But in recent years, scientists have been witnessing an astonishing change in the sea ice extent. One record low in 2016 was followed by another in 2022, and then a third in 2023.
As winter fell over the continent in March 2023 (a period when sea ice typically recovers at pace) scientists observed six months of never-before-seen lows. By the height of the winter season in July, the Antarctic had failed to replenish a chunk of ice bigger than Western Europe.
The spate of record minimums has led scientists to suggest that the Antarctic could be shifting into a lower state in which future summers pass without any ice protecting the continent's ice shelves from the seawater.
Recent research has also indicated that the sea ice extent has become much more erratic in recent years — a further clue that an "abrupt critical transition" has occurred, according to the study.
In the wake of spotting this worrying change, scientists have called for better monitoring and data reading of the continent; increased funding for collaborative research; and the urgent slashing of greenhouse gas emissions.
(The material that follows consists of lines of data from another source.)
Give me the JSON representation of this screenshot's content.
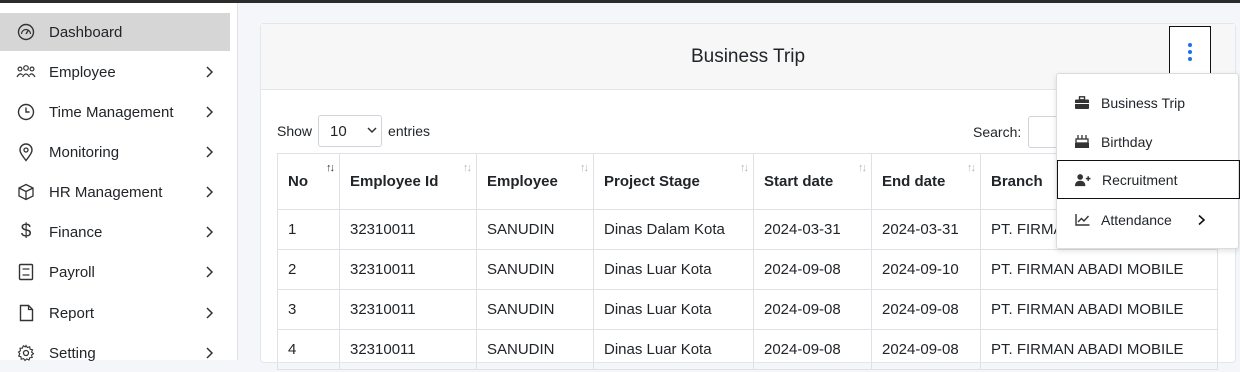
{
  "sidebar": {
    "items": [
      {
        "label": "Dashboard",
        "icon": "dashboard-gauge-icon",
        "active": true,
        "has_submenu": false
      },
      {
        "label": "Employee",
        "icon": "people-icon",
        "active": false,
        "has_submenu": true
      },
      {
        "label": "Time Management",
        "icon": "clock-icon",
        "active": false,
        "has_submenu": true
      },
      {
        "label": "Monitoring",
        "icon": "map-pin-icon",
        "active": false,
        "has_submenu": true
      },
      {
        "label": "HR Management",
        "icon": "cube-icon",
        "active": false,
        "has_submenu": true
      },
      {
        "label": "Finance",
        "icon": "dollar-icon",
        "active": false,
        "has_submenu": true
      },
      {
        "label": "Payroll",
        "icon": "receipt-icon",
        "active": false,
        "has_submenu": true
      },
      {
        "label": "Report",
        "icon": "file-icon",
        "active": false,
        "has_submenu": true
      },
      {
        "label": "Setting",
        "icon": "gear-icon",
        "active": false,
        "has_submenu": true
      }
    ]
  },
  "card": {
    "title": "Business Trip",
    "show_label": "Show",
    "entries_value": "10",
    "entries_label": "entries",
    "search_label": "Search:"
  },
  "table": {
    "columns": [
      "No",
      "Employee Id",
      "Employee",
      "Project Stage",
      "Start date",
      "End date",
      "Branch"
    ],
    "rows": [
      [
        "1",
        "32310011",
        "SANUDIN",
        "Dinas Dalam Kota",
        "2024-03-31",
        "2024-03-31",
        "PT. FIRMA"
      ],
      [
        "2",
        "32310011",
        "SANUDIN",
        "Dinas Luar Kota",
        "2024-09-08",
        "2024-09-10",
        "PT. FIRMAN ABADI MOBILE"
      ],
      [
        "3",
        "32310011",
        "SANUDIN",
        "Dinas Luar Kota",
        "2024-09-08",
        "2024-09-08",
        "PT. FIRMAN ABADI MOBILE"
      ],
      [
        "4",
        "32310011",
        "SANUDIN",
        "Dinas Luar Kota",
        "2024-09-08",
        "2024-09-08",
        "PT. FIRMAN ABADI MOBILE"
      ]
    ]
  },
  "dropdown": {
    "items": [
      {
        "label": "Business Trip",
        "icon": "briefcase-icon"
      },
      {
        "label": "Birthday",
        "icon": "cake-icon"
      },
      {
        "label": "Recruitment",
        "icon": "user-plus-icon"
      },
      {
        "label": "Attendance",
        "icon": "chart-line-icon"
      }
    ]
  },
  "colors": {
    "accent": "#1a73e8",
    "active_bg": "#d6d6d6"
  }
}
"If Antarctica stops cooling the planet and starts acting to heat, then we'll all see rapid warming" — above 2.7 degrees Fahrenheit (1.5 degrees Celsius), Martin Siegert, a glaciologist who led an investigation of the shift on behalf of the U.K. Foreign Office, told Live Science. "And it will be largely unstoppable once that process kicks in; it'll be really difficult to rectify it.
"It's an issue that we are unlocking for the future," he added. "Not just our future, but our children's and those that come after, as well. Our only way forward is to decarbonize."